CREATE TABLE [dbo].[StatsTest](
[col1] [int] NOT NULL, --can take values 1 and 2 only
[col2] [int] NOT NULL, --can take integer values from 1 to 4 only
[col3] [int] NOT NULL, --integer. it has not relevance just to ensure that each row is different
[col4] AS ((10)*[col1]+[col2]) --a computed column ensuring that if two rows have different values in col1 or col2 have different values in col4
) ON [PRIMARY]
Data
The data for the experiment is the following
col1 col2 col3 col4
1 1 1 11
1 2 2 12
1 2 3 12
1 3 4 13
1 3 5 13
1 3 6 13
1 4 7 14
1 4 8 14
1 4 9 14
1 4 10 14
2 1 11 21
2 1 12 21
2 1 13 21
2 1 14 21
2 2 15 22
2 2 16 22
2 2 17 22
2 3 18 23
2 3 19 23
2 4 20 24
Step 1: Filtering by col1
SELECT * FROM StatsTest WHERE col1=1
As expected the Query Optimizer guesses the exact number of rows.
Step 2: Filtering by col2
SELECT * FROM StatsTest WHERE col2=1
Again we have a perfect estimation.
Step 3: Filtering by col1 and col2
SELECT * FROM StatsTest WHERE col1=1 AND col2=1
Here the estimation is far from being close to the actual number of rows.
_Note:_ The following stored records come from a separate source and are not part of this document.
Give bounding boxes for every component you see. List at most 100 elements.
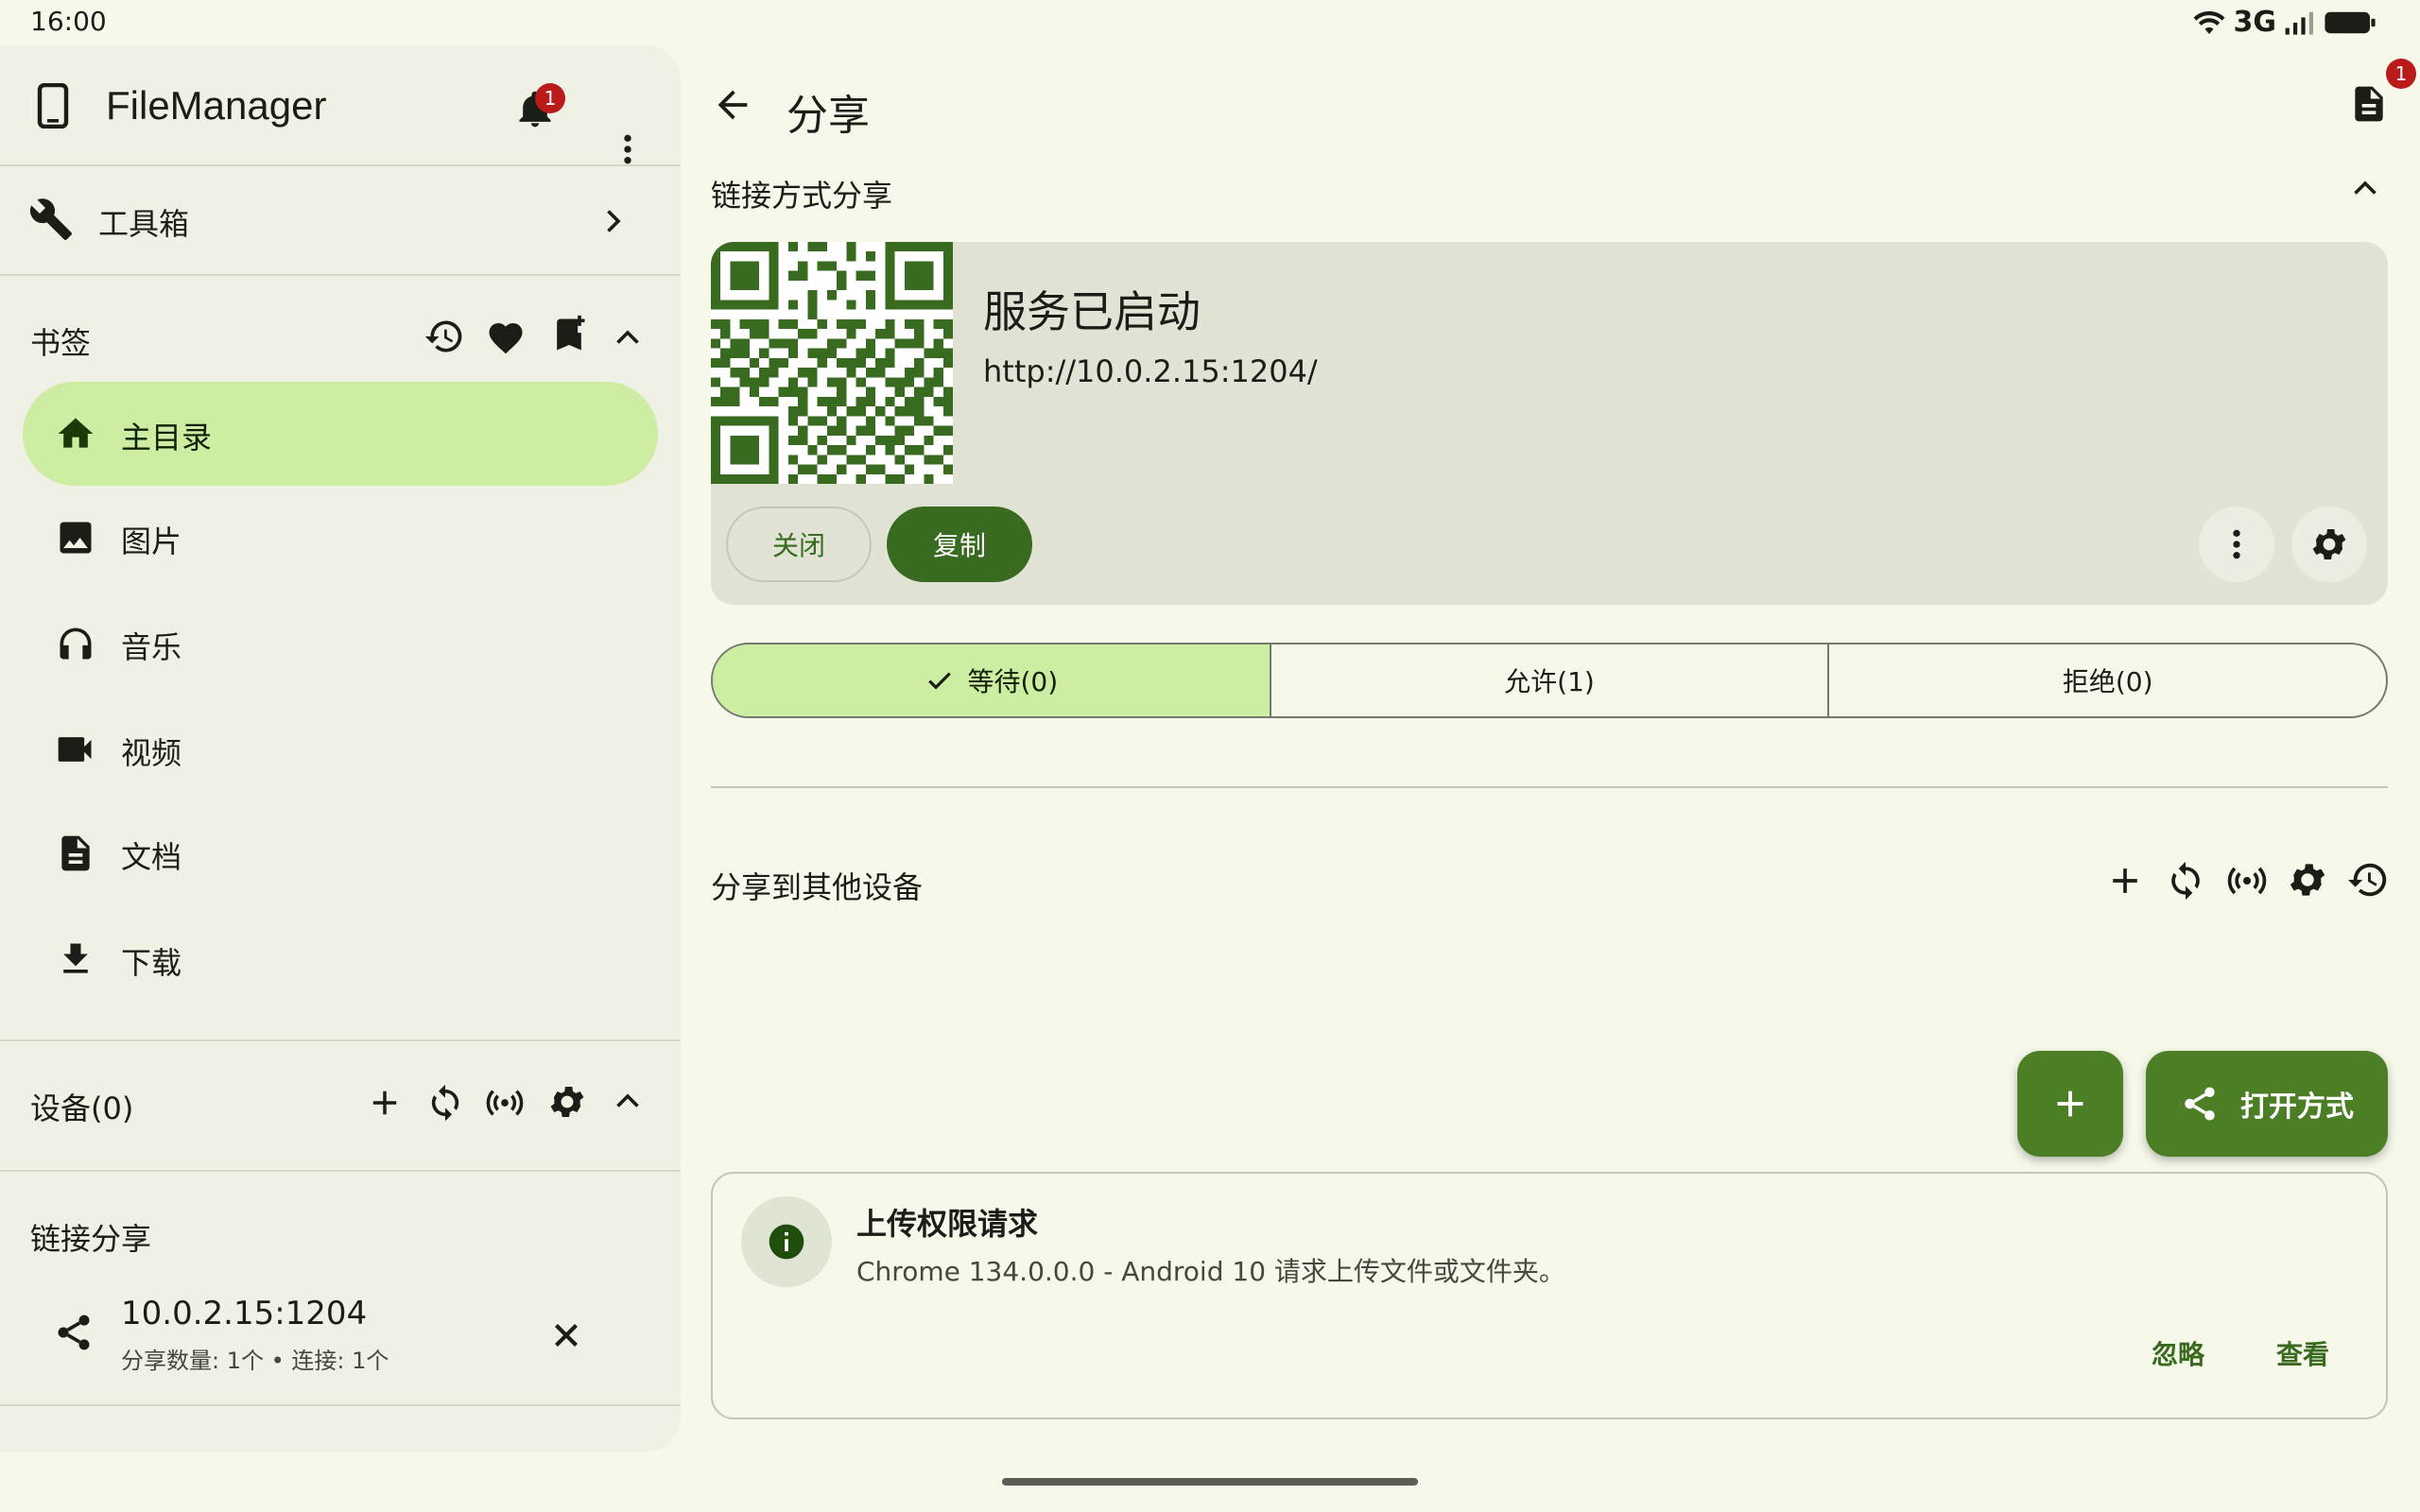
- bookmark-label: 音乐: [121, 629, 182, 665]
- check-icon: [927, 672, 951, 690]
- notice-title: 上传权限请求: [856, 1206, 1039, 1242]
- bookmark-item-music[interactable]: 音乐: [23, 592, 658, 696]
- history-icon[interactable]: [2346, 858, 2390, 902]
- more-options-button[interactable]: [2199, 507, 2274, 582]
- page-title: 分享: [786, 92, 870, 140]
- open-with-fab[interactable]: 打开方式: [2146, 1051, 2388, 1157]
- settings-icon: [2312, 529, 2346, 559]
- back-arrow-icon[interactable]: [711, 83, 754, 127]
- divider: [711, 786, 2388, 788]
- settings-icon[interactable]: [546, 1081, 588, 1123]
- sync-icon[interactable]: [2165, 860, 2206, 902]
- service-url[interactable]: http://10.0.2.15:1204/: [983, 353, 1318, 389]
- share-icon: [58, 1314, 90, 1350]
- request-filter-segments: 等待(0) 允许(1) 拒绝(0): [711, 643, 2388, 718]
- segment-label: 允许(1): [1504, 666, 1595, 697]
- devices-label: 设备(0): [30, 1091, 134, 1126]
- chevron-right-icon: [607, 210, 621, 232]
- notice-message: Chrome 134.0.0.0 - Android 10 请求上传文件或文件夹…: [856, 1256, 1565, 1287]
- toolbox-label: 工具箱: [98, 206, 190, 242]
- link-section-title: 链接方式分享: [711, 178, 893, 214]
- status-time: 16:00: [30, 6, 107, 37]
- share-details: 分享数量: 1个 • 连接: 1个: [121, 1348, 389, 1374]
- broadcast-icon[interactable]: [484, 1083, 526, 1123]
- copy-url-button[interactable]: 复制: [887, 507, 1032, 582]
- bookmark-item-documents[interactable]: 文档: [23, 801, 658, 905]
- settings-icon[interactable]: [2286, 858, 2329, 902]
- qr-code: [711, 242, 953, 484]
- add-icon[interactable]: [365, 1083, 405, 1123]
- service-settings-button[interactable]: [2291, 507, 2367, 582]
- share-icon: [2185, 1087, 2215, 1121]
- service-card: 服务已启动 http://10.0.2.15:1204/ 关闭 复制: [711, 242, 2388, 605]
- navigation-drawer: FileManager 1 工具箱 书签 主目录 图片 音乐 视频 文档 下载 …: [0, 45, 681, 1452]
- other-devices-title: 分享到其他设备: [711, 869, 924, 905]
- divider: [0, 1170, 681, 1172]
- more-vert-icon[interactable]: [609, 130, 647, 168]
- bookmark-item-pictures[interactable]: 图片: [23, 486, 658, 590]
- image-icon: [60, 522, 92, 554]
- phone-icon: [37, 83, 69, 129]
- close-icon[interactable]: [546, 1315, 586, 1355]
- sync-icon[interactable]: [425, 1083, 465, 1123]
- app-title: FileManager: [106, 83, 327, 128]
- document-icon: [2355, 86, 2383, 122]
- video-icon: [58, 737, 92, 762]
- broadcast-icon[interactable]: [2225, 860, 2269, 902]
- wrench-icon: [29, 198, 72, 240]
- signal-icon: [2285, 11, 2313, 35]
- notification-badge: 1: [535, 83, 565, 113]
- view-button[interactable]: 查看: [2276, 1334, 2329, 1372]
- bookmark-label: 下载: [121, 945, 182, 981]
- segment-label: 等待(0): [967, 666, 1059, 697]
- chevron-up-icon[interactable]: [611, 321, 645, 355]
- link-share-label: 链接分享: [30, 1221, 152, 1257]
- log-badge: 1: [2386, 59, 2416, 89]
- home-indicator[interactable]: [1002, 1478, 1418, 1486]
- info-icon: [769, 1224, 804, 1260]
- document-icon: [61, 835, 90, 871]
- add-fab[interactable]: [2017, 1051, 2123, 1157]
- bookmark-label: 主目录: [121, 420, 213, 455]
- toolbox-row[interactable]: 工具箱: [0, 166, 681, 272]
- bookmark-add-icon[interactable]: [548, 314, 590, 355]
- add-icon: [2057, 1091, 2083, 1117]
- add-icon[interactable]: [2104, 860, 2146, 902]
- upload-permission-card: 上传权限请求 Chrome 134.0.0.0 - Android 10 请求上…: [711, 1172, 2388, 1419]
- heart-icon[interactable]: [486, 318, 526, 355]
- bookmark-label: 文档: [121, 839, 182, 875]
- more-vert-icon: [2233, 529, 2240, 559]
- network-type: 3G: [2233, 6, 2277, 39]
- chevron-up-icon[interactable]: [2348, 172, 2382, 206]
- segment-waiting[interactable]: 等待(0): [713, 644, 1271, 716]
- notice-avatar: [741, 1196, 832, 1287]
- divider: [0, 274, 681, 276]
- wifi-icon: [2193, 10, 2224, 34]
- segment-allowed[interactable]: 允许(1): [1271, 644, 1830, 716]
- close-service-button[interactable]: 关闭: [726, 507, 872, 582]
- link-share-item[interactable]: 10.0.2.15:1204 分享数量: 1个 • 连接: 1个: [0, 1280, 681, 1400]
- bookmarks-label: 书签: [30, 325, 92, 361]
- divider: [0, 1040, 681, 1041]
- chevron-up-icon[interactable]: [611, 1085, 645, 1119]
- history-icon[interactable]: [424, 316, 465, 357]
- headphones-icon: [60, 627, 92, 660]
- status-icons: 3G: [2192, 6, 2377, 39]
- battery-icon: [2325, 11, 2376, 33]
- bookmark-label: 图片: [121, 524, 182, 559]
- service-status: 服务已启动: [983, 286, 1201, 337]
- bookmark-label: 视频: [121, 735, 182, 771]
- log-button[interactable]: 1: [2341, 59, 2416, 134]
- drawer-header: FileManager 1: [0, 45, 681, 166]
- segment-rejected[interactable]: 拒绝(0): [1829, 644, 2386, 716]
- notifications-button[interactable]: 1: [510, 83, 565, 136]
- ignore-button[interactable]: 忽略: [2152, 1334, 2204, 1372]
- bookmark-item-downloads[interactable]: 下载: [23, 907, 658, 1011]
- bookmark-item-home[interactable]: 主目录: [23, 382, 658, 486]
- open-with-label: 打开方式: [2240, 1091, 2354, 1124]
- download-icon: [63, 943, 88, 973]
- home-icon: [58, 418, 94, 448]
- segment-label: 拒绝(0): [2062, 666, 2153, 697]
- share-address: 10.0.2.15:1204: [121, 1295, 368, 1332]
- bookmark-item-video[interactable]: 视频: [23, 697, 658, 801]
The problem is that the query analizer implicity assumes that col1 and col2 are independent but they are not.
Step 4: Filtering by col4
SELECT * FROM StatsTest WHERE col4 = 11
I can filter by col4 = 11 to get the same results as the query in Step 3, because col4 is a computed column and according to the way it has been defined col1 = 1 and col2 = 1 is equivalent to col4 = 11
Here, however, as expected the estimation is perfect.
Conclusion/Question
¿Is this artificial and inelegant solution the only available option to achieve accurate estimations when dealing with filtering by two or more not independent columns?
¿Is the computed column and the filter by the computed column estrictly neccesary for obtaining actual precision?
Example in sqlfiddle
Best Answer
Not true multi-dimensional histograms, no.
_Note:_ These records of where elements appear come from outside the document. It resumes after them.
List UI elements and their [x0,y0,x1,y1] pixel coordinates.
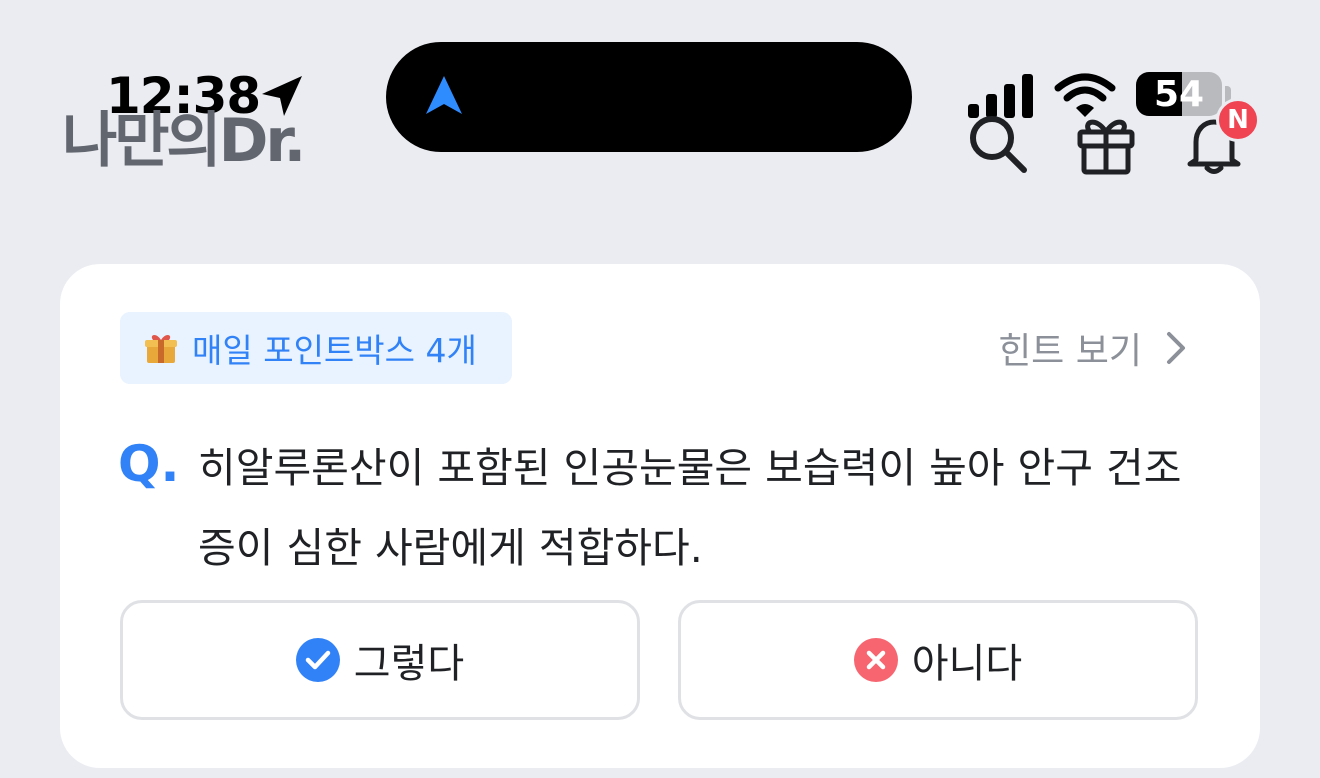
question-marker: Q. [118,435,180,493]
daily-point-box-chip: 매일 포인트박스 4개 [120,312,512,384]
navigation-arrow-icon [426,76,462,114]
hint-label: 힌트 보기 [998,331,1142,372]
answer-yes-label: 그렇다 [353,641,465,687]
quiz-card: 매일 포인트박스 4개 힌트 보기 Q. 히알루론산이 포함된 인공눈물은 보습… [60,264,1260,768]
x-circle-icon [853,638,898,682]
notification-badge: N [1216,98,1260,142]
app-screen: 12:38 54 나만의Dr. N 매일 포인트박스 4개 힌트 보기 Q. 히… [0,0,1320,778]
answer-no-button[interactable]: 아니다 [678,600,1198,720]
gift-emoji-icon [145,335,177,363]
search-icon[interactable] [966,112,1030,176]
battery-level-text: 54 [1153,73,1205,115]
question-text: 히알루론산이 포함된 인공눈물은 보습력이 높아 안구 건조증이 심한 사람에게… [198,444,1182,572]
check-circle-icon [295,638,340,682]
app-logo[interactable]: 나만의Dr. [62,108,306,174]
chevron-right-icon [1167,332,1185,364]
answer-no-label: 아니다 [911,641,1023,687]
hint-link[interactable]: 힌트 보기 [998,322,1188,374]
answer-yes-button[interactable]: 그렇다 [120,600,640,720]
gift-icon[interactable] [1074,112,1138,176]
battery-indicator: 54 [1136,72,1222,116]
point-box-label: 매일 포인트박스 4개 [192,331,477,370]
SQL Server does support "multi-column" statistics, but they only capture average density (correlation) information in addition to a histogram on the first named column. They are only useful for equality comparisons.
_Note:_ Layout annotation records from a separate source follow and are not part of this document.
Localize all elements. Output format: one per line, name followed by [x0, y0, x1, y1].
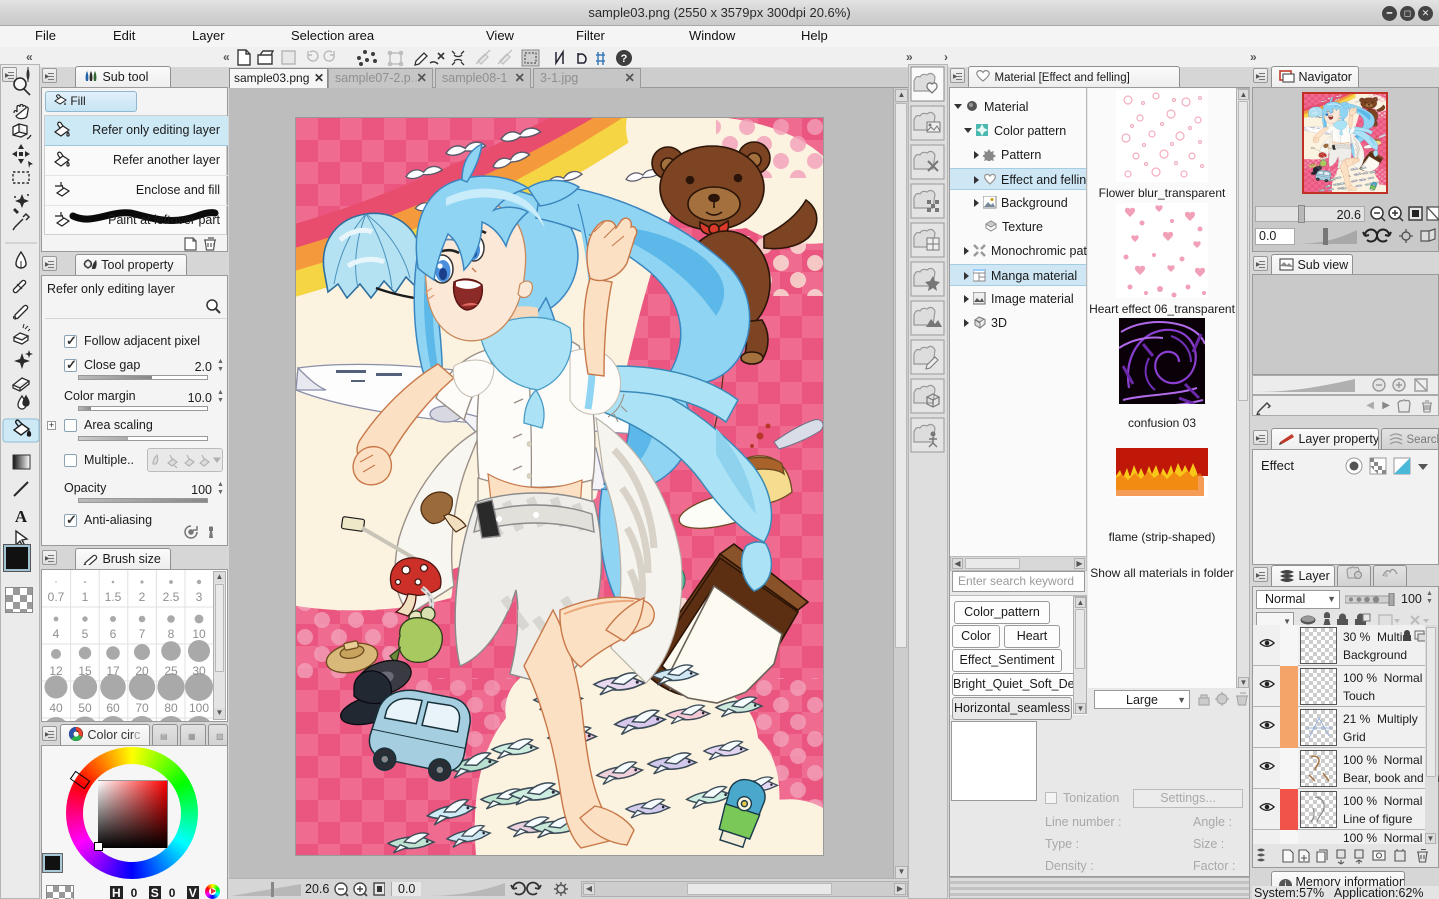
svg-text:15: 15 — [78, 664, 92, 678]
svg-text:100: 100 — [189, 701, 209, 715]
svg-text:25: 25 — [164, 664, 178, 678]
svg-text:50: 50 — [78, 701, 92, 715]
svg-text:A: A — [15, 507, 28, 526]
svg-text:30: 30 — [192, 664, 206, 678]
svg-text:40: 40 — [49, 701, 63, 715]
svg-text:2: 2 — [139, 590, 146, 604]
svg-text:70: 70 — [135, 701, 149, 715]
svg-text:0.7: 0.7 — [48, 590, 65, 604]
svg-text:20: 20 — [135, 664, 149, 678]
svg-text:1.5: 1.5 — [105, 590, 122, 604]
svg-text:8: 8 — [168, 627, 175, 641]
svg-text:3: 3 — [196, 590, 203, 604]
svg-text:80: 80 — [164, 701, 178, 715]
svg-text:?: ? — [621, 53, 628, 65]
svg-text:4: 4 — [53, 627, 60, 641]
svg-text:17: 17 — [106, 664, 120, 678]
svg-text:2.5: 2.5 — [163, 590, 180, 604]
svg-text:7: 7 — [139, 627, 146, 641]
svg-text:1: 1 — [82, 590, 89, 604]
svg-text:12: 12 — [49, 664, 63, 678]
svg-text:10: 10 — [192, 627, 206, 641]
svg-text:6: 6 — [110, 627, 117, 641]
svg-text:5: 5 — [82, 627, 89, 641]
svg-text:60: 60 — [106, 701, 120, 715]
The average density information does not capture any detail, so you will get the same selectivity for any pair of values on a two-column statistics object. In some cases, multi-column statistics can be good enough, and better than nothing. Multi-column statistics are automatically built on multi-column indexes.
Depending on SQL Server version, you may also be able to make use of filtered indexes and filtered statistics:
Or you could build an indexed view (which can support indexes and statistics of its own). Indexed views are the mechanism behind the
DATE_CORRELATION_OPTIMIZATION
database setting, a little-used feature for inter-table correlations, but which applies to the spirit of the question.It is not the only method. In addition to the things already mentioned, you could also specify the exact textual definition of the computed column and the optimizer will generally match it to statistics on the computed column.
There are also trace flags that change the assumptions made about multi-column correlations. Also, the default correlation assumption in SQL Server 2014 (with the new cardinality estimator enabled) is changed from Independence to Exponential Backoff (more details here and here). Ultimately, this is just a different assumption though. It will be better in many cases, and worse in others.
Exact precision in cardinality estimation is not always needed to obtain a good execution plan. There is always a trade-off between generating a plan that can be reused for different parameter values, and a plan that is optimal for a specific execution, but not reused.